If you aren’t from New Jersey, or you have spent little time in the Garden State, you may not be too acquainted with some of the peculiarly named cities found round the state. Indeed, with 566 incorporated communities, New Jersey has no shortage of rare named locales including, Hoboken, Hackensack, Teaneck, Wanaque, Ho-Ho-Kus, and others. Let’s have a look at the history of this small community.
With 70 communities, Bergen County is New Jersey’s most populated county with just below 1,000,000 residents. The county is found just west of New York and the cities which comprise the county are what many call bedroom communities for the town employees who make the trip to Manhattan. Indeed, found just seventeen miles west of Long Island is the city of Ho-Ho-Kus, where an enormous portion of the folks that have settled in the city make the daily trek to the town on a train, bus, or passenger vehicle. The name Ho-Ho-Kus is a reasonably massive puzzle too.

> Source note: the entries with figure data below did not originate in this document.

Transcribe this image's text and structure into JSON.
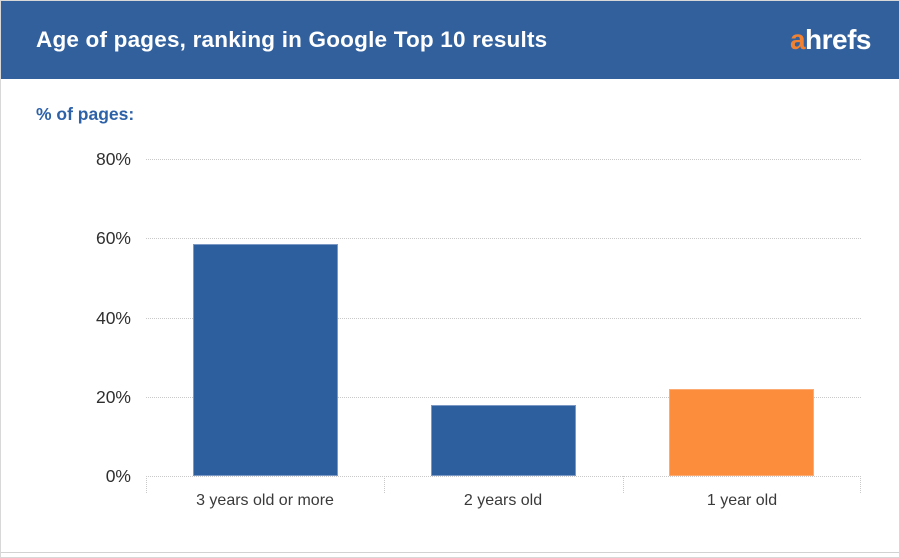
{
  "header": {
    "title": "Age of pages, ranking in Google Top 10 results",
    "logo": {
      "prefix": "a",
      "suffix": "hrefs"
    }
  },
  "chart_data": {
    "type": "bar",
    "title": "Age of pages, ranking in Google Top 10 results",
    "ylabel": "% of pages:",
    "xlabel": "",
    "categories": [
      "3 years old or more",
      "2 years old",
      "1 year old"
    ],
    "values": [
      58.5,
      18,
      22
    ],
    "bar_colors": [
      "#2d5f9e",
      "#2d5f9e",
      "#fb8d3c"
    ],
    "bar_border_colors": [
      "#7b99c4",
      "#7b99c4",
      "#fcab72"
    ],
    "ylim": [
      0,
      80
    ],
    "yticks": [
      0,
      20,
      40,
      60,
      80
    ],
    "ytick_labels": [
      "0%",
      "20%",
      "40%",
      "60%",
      "80%"
    ],
    "grid": "horizontal-dotted",
    "legend": "none"
  },
  "colors": {
    "header_bg": "#31609d",
    "logo_orange": "#f08232",
    "ylabel_blue": "#2e62a8",
    "axis_text": "#2f2f2f",
    "grid": "#c9c9c9"
  }
}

Indeed, there are at least 6 different reasons for the origins of’Ho-Ho-Kus’, but none are classic. A lot of the current city saw its expansion in the twentieth century thru the founding of a railroad station. A walking tour of the business district reveals to visitors enthralling shops, restaurants, the train station, and an attractive library. A state significant landmark, The Hermitage, is found in the borough and it is well noted for having been visited by General George Washington in the Revolutionary War.
The manse is a superb example of domestic Gothic Revival design.